On all of our repositories, we use labels inspired by Dave Lunny's article on "Sane Github Labels". These are organized into three categories and prefixed accordingly: status, type, and priority. Here is a list of all available labels.
To indicate that you are working on a specific feature create a branch using the following naming convention: [TYPE]/[ISSUE_NUMBER]-[SHORT_DESCRIPTION]
. Branches are always written in kebab case.
Examples:
- for features:
feature/#123-contributing-guideline-overhaul
- for bugs:
bug/#418-broken-coffeepot
Both, the master and the dev branch are protected on all of our repositories. This means that you cannot directly push to these branches. Therefore every change to these branches in move.base repositories is applied through pull requests.
TL;DR Every change to move.base repositories is done through pull requests.
Better commit messages lead to easier version control, which leads to a better project, which leads to happier developers which lead to better commit messages. You get the picture. Here are some guidelines how to write good commit messages.
We always aim to improve our development process and workflows. To ease the first steps of new contributors and unify frequent processes we use automation and default settings as a feature. Meaning that wherever possible processes are automated and useful defaults are set for all contributors.
Three good examples are the protected branch settings described above, the move.base build pipeline and linting automation.
If you have suggestions on new automations, feel free to open an issue and discuss them with the community!
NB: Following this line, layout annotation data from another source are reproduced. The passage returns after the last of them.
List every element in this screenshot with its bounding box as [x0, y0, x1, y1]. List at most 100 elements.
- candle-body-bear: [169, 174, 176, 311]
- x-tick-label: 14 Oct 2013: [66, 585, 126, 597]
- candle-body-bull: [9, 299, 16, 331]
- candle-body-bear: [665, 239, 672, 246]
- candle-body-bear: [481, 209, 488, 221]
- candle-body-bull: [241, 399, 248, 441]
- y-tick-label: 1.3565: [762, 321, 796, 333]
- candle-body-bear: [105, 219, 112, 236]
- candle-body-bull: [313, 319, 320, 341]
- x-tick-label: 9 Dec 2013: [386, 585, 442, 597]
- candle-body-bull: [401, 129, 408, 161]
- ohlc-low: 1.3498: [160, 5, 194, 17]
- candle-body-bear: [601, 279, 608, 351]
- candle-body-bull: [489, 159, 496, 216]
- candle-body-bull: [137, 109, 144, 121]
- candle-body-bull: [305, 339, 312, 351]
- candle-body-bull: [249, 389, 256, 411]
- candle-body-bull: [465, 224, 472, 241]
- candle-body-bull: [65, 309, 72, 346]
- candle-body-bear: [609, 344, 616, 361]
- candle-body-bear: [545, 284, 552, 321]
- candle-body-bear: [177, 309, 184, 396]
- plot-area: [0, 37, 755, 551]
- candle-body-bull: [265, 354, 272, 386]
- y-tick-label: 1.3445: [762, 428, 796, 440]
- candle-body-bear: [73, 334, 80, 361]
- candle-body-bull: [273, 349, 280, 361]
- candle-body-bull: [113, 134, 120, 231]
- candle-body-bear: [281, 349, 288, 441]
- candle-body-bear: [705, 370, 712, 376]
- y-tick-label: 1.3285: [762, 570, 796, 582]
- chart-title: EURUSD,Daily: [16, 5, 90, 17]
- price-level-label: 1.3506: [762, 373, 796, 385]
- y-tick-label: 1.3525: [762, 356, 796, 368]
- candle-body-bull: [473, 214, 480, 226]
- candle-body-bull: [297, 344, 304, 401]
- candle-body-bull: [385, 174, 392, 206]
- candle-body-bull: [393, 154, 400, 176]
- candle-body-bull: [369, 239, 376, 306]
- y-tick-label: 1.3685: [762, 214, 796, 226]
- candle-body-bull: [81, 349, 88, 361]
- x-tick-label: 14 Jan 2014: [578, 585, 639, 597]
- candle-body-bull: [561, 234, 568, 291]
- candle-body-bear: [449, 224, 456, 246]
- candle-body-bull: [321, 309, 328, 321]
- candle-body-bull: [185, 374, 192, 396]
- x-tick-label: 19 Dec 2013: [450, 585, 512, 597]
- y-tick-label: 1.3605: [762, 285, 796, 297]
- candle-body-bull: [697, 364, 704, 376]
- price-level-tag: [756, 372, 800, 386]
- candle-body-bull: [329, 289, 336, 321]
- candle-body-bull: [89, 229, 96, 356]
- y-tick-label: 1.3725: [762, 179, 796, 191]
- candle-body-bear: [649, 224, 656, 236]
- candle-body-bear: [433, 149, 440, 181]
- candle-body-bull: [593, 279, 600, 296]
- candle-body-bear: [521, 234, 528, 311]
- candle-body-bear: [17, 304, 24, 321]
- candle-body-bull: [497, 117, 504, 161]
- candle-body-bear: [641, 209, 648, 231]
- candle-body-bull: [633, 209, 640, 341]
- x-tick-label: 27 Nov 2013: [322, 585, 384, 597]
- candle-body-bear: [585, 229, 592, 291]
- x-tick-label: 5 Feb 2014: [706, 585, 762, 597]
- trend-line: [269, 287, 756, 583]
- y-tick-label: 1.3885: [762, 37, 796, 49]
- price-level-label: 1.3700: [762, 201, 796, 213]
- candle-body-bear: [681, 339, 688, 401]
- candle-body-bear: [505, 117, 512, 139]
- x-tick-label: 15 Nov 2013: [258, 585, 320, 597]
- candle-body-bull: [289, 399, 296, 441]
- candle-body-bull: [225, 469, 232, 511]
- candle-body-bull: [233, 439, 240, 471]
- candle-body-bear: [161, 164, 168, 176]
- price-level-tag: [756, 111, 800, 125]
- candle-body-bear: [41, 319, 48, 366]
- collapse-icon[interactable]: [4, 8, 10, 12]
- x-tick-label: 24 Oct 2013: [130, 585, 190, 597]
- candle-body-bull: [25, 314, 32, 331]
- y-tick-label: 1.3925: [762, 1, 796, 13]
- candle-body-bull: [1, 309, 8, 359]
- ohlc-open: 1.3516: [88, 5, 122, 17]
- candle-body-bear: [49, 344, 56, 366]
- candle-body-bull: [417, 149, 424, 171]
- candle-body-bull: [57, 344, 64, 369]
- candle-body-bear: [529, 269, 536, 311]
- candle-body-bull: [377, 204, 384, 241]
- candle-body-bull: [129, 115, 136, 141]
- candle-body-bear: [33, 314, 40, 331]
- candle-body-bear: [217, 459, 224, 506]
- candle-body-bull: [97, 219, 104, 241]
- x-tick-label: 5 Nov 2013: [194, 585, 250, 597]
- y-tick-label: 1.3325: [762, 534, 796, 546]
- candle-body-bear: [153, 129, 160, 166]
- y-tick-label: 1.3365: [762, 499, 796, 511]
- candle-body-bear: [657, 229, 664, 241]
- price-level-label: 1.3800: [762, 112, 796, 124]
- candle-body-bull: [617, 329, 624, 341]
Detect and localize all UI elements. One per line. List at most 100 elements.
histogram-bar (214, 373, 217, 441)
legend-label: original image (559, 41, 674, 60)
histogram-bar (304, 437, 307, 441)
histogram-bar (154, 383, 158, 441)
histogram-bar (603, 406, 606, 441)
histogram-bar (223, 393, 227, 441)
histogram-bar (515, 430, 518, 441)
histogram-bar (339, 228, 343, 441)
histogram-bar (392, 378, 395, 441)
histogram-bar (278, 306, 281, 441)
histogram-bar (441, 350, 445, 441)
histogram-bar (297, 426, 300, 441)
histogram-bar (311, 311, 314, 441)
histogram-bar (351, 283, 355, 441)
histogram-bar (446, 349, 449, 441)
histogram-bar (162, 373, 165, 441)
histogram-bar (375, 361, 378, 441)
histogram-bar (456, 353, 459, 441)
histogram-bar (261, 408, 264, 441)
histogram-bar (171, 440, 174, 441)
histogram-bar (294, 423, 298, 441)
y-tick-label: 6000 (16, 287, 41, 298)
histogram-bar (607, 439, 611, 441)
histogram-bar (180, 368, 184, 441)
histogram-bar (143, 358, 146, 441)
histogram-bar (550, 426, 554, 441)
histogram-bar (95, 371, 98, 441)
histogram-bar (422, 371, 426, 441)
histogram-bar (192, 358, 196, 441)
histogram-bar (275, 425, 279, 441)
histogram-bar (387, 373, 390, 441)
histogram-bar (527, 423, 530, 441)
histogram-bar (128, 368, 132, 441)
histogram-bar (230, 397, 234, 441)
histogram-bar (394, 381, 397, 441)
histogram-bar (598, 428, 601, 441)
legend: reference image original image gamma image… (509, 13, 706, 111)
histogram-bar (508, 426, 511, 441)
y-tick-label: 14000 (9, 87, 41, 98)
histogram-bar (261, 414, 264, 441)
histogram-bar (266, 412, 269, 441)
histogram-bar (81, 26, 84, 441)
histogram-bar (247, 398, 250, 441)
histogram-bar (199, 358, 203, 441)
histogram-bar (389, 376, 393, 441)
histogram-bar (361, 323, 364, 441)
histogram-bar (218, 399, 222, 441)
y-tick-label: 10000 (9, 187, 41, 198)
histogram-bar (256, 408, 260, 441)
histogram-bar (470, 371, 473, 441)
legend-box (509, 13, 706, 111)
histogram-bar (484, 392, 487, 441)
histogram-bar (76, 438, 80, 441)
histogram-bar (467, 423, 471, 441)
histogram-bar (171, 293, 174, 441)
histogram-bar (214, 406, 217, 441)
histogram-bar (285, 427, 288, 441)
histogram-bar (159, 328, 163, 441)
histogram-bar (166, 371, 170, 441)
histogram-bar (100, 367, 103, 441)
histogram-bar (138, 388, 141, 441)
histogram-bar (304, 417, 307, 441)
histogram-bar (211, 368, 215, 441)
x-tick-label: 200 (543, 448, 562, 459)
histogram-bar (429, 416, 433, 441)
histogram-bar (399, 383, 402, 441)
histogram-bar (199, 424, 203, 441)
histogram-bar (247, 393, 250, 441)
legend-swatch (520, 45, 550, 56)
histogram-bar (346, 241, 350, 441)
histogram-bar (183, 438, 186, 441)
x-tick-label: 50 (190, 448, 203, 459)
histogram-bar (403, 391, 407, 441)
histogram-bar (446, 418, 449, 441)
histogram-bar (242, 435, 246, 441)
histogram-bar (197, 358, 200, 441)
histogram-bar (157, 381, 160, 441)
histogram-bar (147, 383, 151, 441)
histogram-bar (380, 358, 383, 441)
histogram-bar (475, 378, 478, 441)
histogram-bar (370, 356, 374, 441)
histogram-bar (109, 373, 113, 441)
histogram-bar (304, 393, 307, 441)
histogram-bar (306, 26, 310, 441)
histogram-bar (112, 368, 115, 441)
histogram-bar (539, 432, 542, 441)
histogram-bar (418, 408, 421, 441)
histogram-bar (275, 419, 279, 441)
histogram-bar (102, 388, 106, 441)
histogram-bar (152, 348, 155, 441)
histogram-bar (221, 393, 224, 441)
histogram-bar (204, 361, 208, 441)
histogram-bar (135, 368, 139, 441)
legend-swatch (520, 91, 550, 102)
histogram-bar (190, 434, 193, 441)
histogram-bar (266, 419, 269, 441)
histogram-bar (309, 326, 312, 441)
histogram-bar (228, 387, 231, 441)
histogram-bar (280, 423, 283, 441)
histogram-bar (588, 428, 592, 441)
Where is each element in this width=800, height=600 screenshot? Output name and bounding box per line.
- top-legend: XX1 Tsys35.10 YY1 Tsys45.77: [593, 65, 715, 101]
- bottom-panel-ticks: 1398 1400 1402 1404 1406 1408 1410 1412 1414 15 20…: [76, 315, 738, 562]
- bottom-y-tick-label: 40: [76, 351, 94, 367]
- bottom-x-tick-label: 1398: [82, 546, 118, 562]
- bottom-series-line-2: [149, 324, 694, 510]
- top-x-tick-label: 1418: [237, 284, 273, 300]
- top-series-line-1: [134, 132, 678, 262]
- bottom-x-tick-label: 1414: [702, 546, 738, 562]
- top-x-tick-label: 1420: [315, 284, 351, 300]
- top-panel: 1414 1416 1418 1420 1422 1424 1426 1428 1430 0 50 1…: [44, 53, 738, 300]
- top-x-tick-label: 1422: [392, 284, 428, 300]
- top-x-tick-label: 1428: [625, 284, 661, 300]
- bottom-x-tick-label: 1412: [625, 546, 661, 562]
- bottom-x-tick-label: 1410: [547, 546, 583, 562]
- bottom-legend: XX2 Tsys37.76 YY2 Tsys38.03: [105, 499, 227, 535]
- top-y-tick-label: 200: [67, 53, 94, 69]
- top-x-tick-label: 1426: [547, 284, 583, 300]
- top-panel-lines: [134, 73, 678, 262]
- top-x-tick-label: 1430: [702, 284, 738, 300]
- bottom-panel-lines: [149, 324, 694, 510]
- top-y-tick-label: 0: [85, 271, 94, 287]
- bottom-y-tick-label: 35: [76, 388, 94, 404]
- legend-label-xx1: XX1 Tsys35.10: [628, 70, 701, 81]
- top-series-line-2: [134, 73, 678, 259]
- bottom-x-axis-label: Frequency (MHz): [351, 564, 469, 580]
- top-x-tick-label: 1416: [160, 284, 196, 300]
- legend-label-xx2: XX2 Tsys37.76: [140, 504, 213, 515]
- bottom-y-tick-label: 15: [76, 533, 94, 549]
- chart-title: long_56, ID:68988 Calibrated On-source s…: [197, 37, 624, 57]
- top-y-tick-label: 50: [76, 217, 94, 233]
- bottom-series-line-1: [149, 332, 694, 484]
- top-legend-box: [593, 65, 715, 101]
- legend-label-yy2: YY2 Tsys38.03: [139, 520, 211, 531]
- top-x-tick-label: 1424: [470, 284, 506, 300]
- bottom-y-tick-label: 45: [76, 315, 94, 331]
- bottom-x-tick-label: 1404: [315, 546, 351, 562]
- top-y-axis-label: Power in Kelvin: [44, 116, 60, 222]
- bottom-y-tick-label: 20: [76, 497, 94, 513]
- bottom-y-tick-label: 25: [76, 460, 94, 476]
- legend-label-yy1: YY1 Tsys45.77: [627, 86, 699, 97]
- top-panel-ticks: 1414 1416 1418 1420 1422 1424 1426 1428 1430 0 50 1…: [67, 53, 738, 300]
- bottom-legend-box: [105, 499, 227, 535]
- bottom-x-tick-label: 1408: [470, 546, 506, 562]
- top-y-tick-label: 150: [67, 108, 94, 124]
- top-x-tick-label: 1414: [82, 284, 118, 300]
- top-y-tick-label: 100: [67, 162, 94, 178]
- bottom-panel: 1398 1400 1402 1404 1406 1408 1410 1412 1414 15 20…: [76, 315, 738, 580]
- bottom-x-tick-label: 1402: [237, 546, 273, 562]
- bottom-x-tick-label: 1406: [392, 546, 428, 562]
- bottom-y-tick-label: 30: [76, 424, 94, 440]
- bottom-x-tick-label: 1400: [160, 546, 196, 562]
In most of the move.base repositories you'll find a .github/workflows/docker-publish.yml
file which defines the docker image build process for a repository. These files are in place to save the time of contributors and unify the build process.
If not otherwise indicated by the repositories readme file, all repositories have automatic code linting enabled. Where applicable we used Prettier or one of its plugins for that.
TL;DR Don't worry about code formatting, we got you ;).
If you find a security vulnerability, do NOT open an issue. Email [email protected] instead. We will come back to you about that :).
For all other bug reports please open a new issue in the corresponding repository and select Bug
(Look for the Fire Icon ;). This will set you up with a nice template, waiting to be filled with your bug report.
If you don't know which repository to create the bug report in, just create it in the main move.base repository and leave the sorting to us.
To automatically enforce code quality we use the four eyes principle. Meaning, every piece of code in the move.base project is reviewed by at least one other contributor.
Since we use pull requests to maintain the project, a pull request has to have at least one approving review to be merged into the move.base codebase.